Закончив экзекуцию, Олег Евгеньевич облачился в свой ностальгически любимый синий шерстяной спортивный костюм с надписью «Динамо» и взглянул на будильник. Часы показывали около девяти. Наступало время завтрака, который ждал его в столовой внизу. Домработница Фрося ещё ни разу за тридцать с лишним лет не опоздала с его приготовлением. Но завтракать пока не хотелось, и хозяин дома, больше по привычке, чем по желанию, врубил громадных размеров плазменный телевизор. Давняя привычка – всегда быть в курсе событий срочно потребовала новостей. Терпеливо просмотрев и выслушав самые важные политические новости и телерепортажи, Олег Евгеньевич собрался было выключить телевизор, как вдруг телеведущая стала зачитывать очередную сенсационную новость:

«По сообщению нашего корреспондента в Лондоне, вчера ночью в лондонский госпиталь Святого Николая был помещён бывший подполковник ФСБ, скандально известный перебежчик Вадим Люсинов. По предварительным данным следствия, которое ведёт Скотланд-Ярд, Люсинов был отравлен в баре отеля «Миллениум» радиоактивным изотопом полония-210. Западные СМИ в один голос утверждают, что покушение – дело рук российских спецслужб, расправившихся таким образом с предателем…»

– Что за бред они несут?! Только этого не доставало! Люсинов отравлен полонием? Вот тебе и сон в руку!

С бывшим подполковником академика связывало не просто давнее знакомство. Первое, о чем он подумал, лежало, как говорится, на поверхности: «Альбега» под угрозой!

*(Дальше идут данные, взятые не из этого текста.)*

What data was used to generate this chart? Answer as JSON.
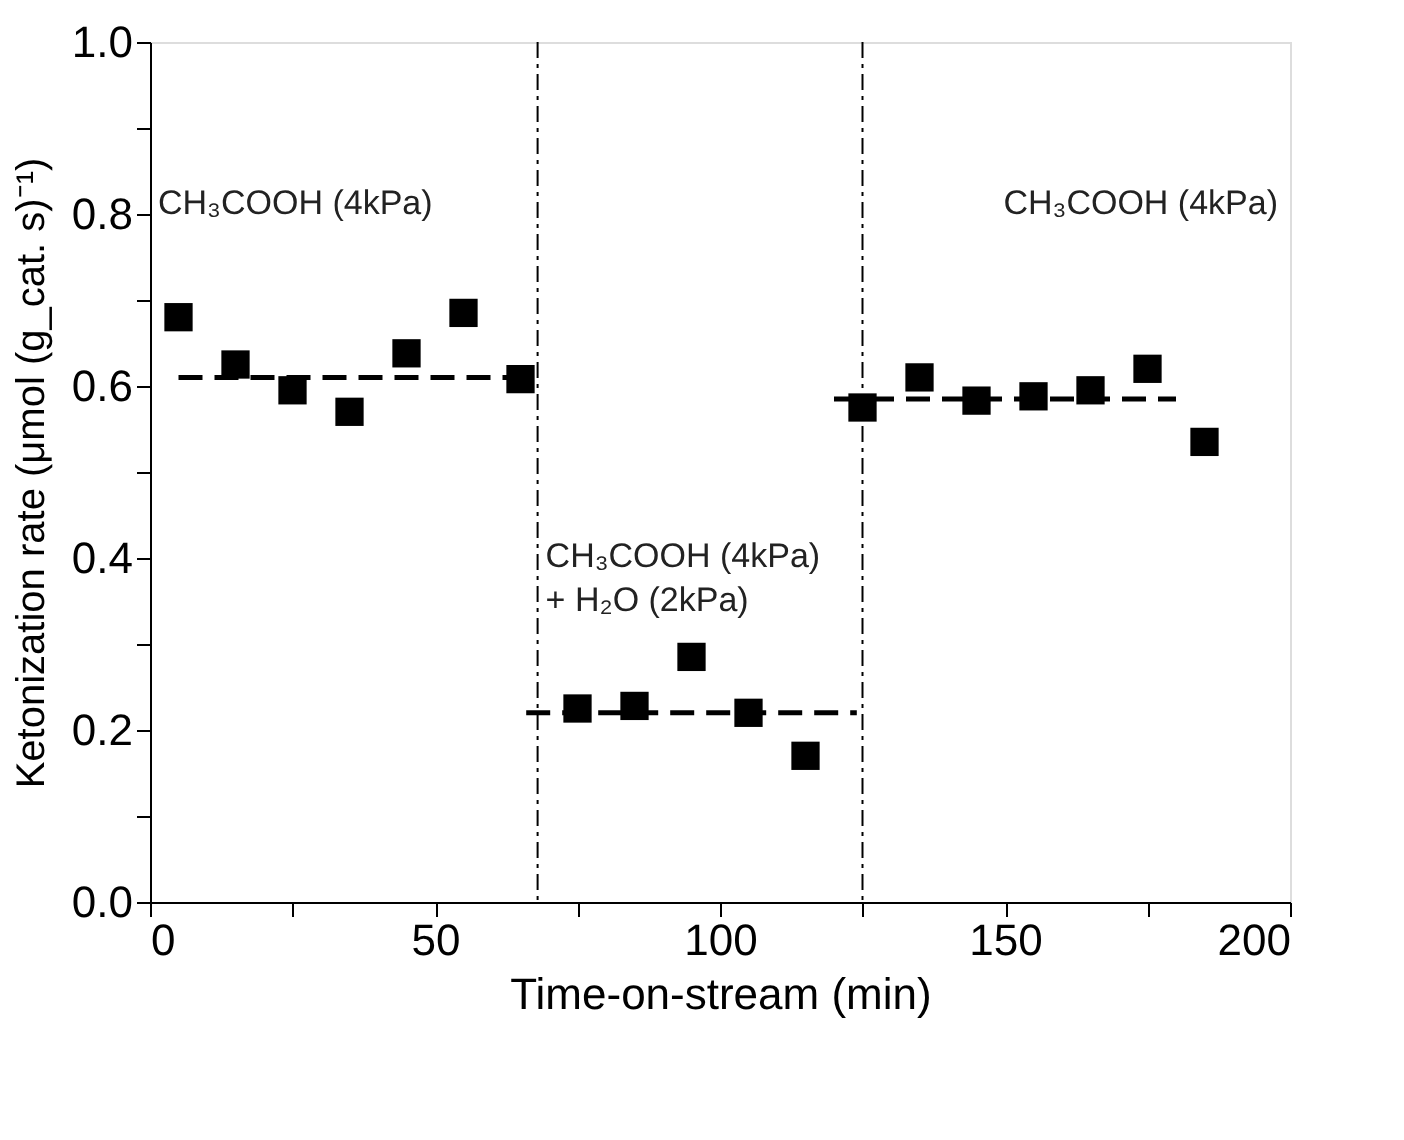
{
  "chart_data": {
    "type": "scatter",
    "xlabel": "Time-on-stream (min)",
    "ylabel": "Ketonization rate (μmol (g_cat. s)⁻¹)",
    "xlim": [
      0,
      200
    ],
    "xticks": [
      0,
      {
        "value": 25,
        "label": null
      },
      50,
      {
        "value": 75,
        "label": null
      },
      100,
      {
        "value": 125,
        "label": null
      },
      150,
      {
        "value": 175,
        "label": null
      },
      200
    ],
    "ylim": [
      0,
      1.0
    ],
    "yticks": [
      {
        "value": 0,
        "label": "0.0"
      },
      {
        "value": 0.1,
        "label": null
      },
      0.2,
      {
        "value": 0.3,
        "label": null
      },
      0.4,
      {
        "value": 0.5,
        "label": null
      },
      0.6,
      {
        "value": 0.7,
        "label": null
      },
      0.8,
      {
        "value": 0.9,
        "label": null
      },
      {
        "value": 1.0,
        "label": "1.0"
      }
    ],
    "grid": false,
    "marker": "square",
    "x": [
      5,
      15,
      25,
      35,
      45,
      55,
      65,
      75,
      85,
      95,
      105,
      115,
      125,
      135,
      145,
      155,
      165,
      175,
      185
    ],
    "series": [
      {
        "color": "#000000",
        "values": [
          0.68,
          0.625,
          0.595,
          0.57,
          0.638,
          0.685,
          0.608,
          0.225,
          0.228,
          0.285,
          0.22,
          0.17,
          0.575,
          0.61,
          0.583,
          0.588,
          0.595,
          0.62,
          0.535
        ]
      },
      {
        "type": "line",
        "marker": "none",
        "line_style": "dashed",
        "color": "#000000",
        "x": [
          5,
          65
        ],
        "values": [
          0.61,
          0.61
        ]
      },
      {
        "type": "line",
        "marker": "none",
        "line_style": "dashed",
        "color": "#000000",
        "x": [
          66,
          124
        ],
        "values": [
          0.22,
          0.22
        ]
      },
      {
        "type": "line",
        "marker": "none",
        "line_style": "dashed",
        "color": "#000000",
        "x": [
          120,
          180
        ],
        "values": [
          0.585,
          0.585
        ]
      }
    ],
    "ref_lines": [
      {
        "axis": "x",
        "value": 68,
        "color": "#000000",
        "line_style": "dashed"
      },
      {
        "axis": "x",
        "value": 125,
        "color": "#000000",
        "line_style": "dashed"
      }
    ],
    "annotations": [
      "CH₃COOH  (4kPa)",
      "CH₃COOH  (4kPa)\n+ H₂O  (2kPa)",
      "CH₃COOH  (4kPa)"
    ]
  }
}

От одной этой мысли Адов схватился за сердце. Ну вот, теперь закрутится история с географией. Кремль наверняка задёргается, и тогда… Трудно даже представить, что произойдет «тогда».

Люсинов являлся не кем иным, как одним из ключевых эмиссаров созданного Адовым десять лет назад подпольного синдиката «Альбега инк». Синдикат успешно занимался нелегальной торговлей радиоактивными материалами чуть ли не по всему миру. И как могло случиться, что такой опытный и профессиональный агент, как Люсинов, вдруг отравился? Ведь до сих пор всё шло как по маслу: отлично налаженная сеть сбыта без шума и пыли успешно приносила Адову баснословные деньги. Да и тому же Люсинову перепадало. Покупателей на столь ценный товар, как ядерные материалы, было хоть отбавляй, особенно в странах, как выражался сам Адов, «третьего недоразвитого мира». Схемы хищения, хранения и транспортировки за рубеж товара были отработаны и обкатаны, как детали в швейцарских часах. А столица туманного Альбиона, благодаря стараниям Адова и Люсинова, играла очень важную роль некого посреднического механизма. Именно там осуществлялись основные переговоры с покупателями, производились денежные расчёты, утверждались маршруты и время поставок по адресам.

«Ну почему всё это случилось именно сейчас, в канун приезда Наденьки?» – размышлял Адов, которому теперь, вместо того, чтобы готовиться к долгожданной встрече с дочерью, придется заняться нежданно свалившимися на голову проблемами.

Отмахнуться от них Олег Евгеньевич никак не мог. Хладнокровный Змий – как некогда метко окрестили академика друзья-соратники, имея в виду его незаурядную способность искушать новыми заманчивыми идеями, мыслить неординарно и перспективно, – всерьез встревожился лондонским ЧП. Ведь на самом деле его драгоценное в буквальном смысле слова детище «Альбега» (название своего синдиката академик составил из первых слогов слов «альфа», «бета» и «гамма», обозначающих основные виды радиационного излучения) никогда не промышляло столь редким, недолговечным, а посему не востребованным на рынке изотопом, как полоний-210.

Каким же образом зараза поразила Люсинова? Теряясь в догадках, академик ломал голову.

В какой-то момент он поймал себя на мысли, что начисто забыл и о состоянии собственного здоровья, и об охватившей его в последнее время хандре. А ведь было, как говорится, от чего. Что, если Люсинов до того, как откинет коньки, проговорится? Именно он помогал Адову выстраивать структуру «Альбеги инк» в соответствии со всеми канонами шпионской конспирации, главный из которых гласил: «Правая рука не должна знать, что делает левая. Но голова должна знать всё!» Уж в чём-чём, а в таких делах Вадим действительно разбирался.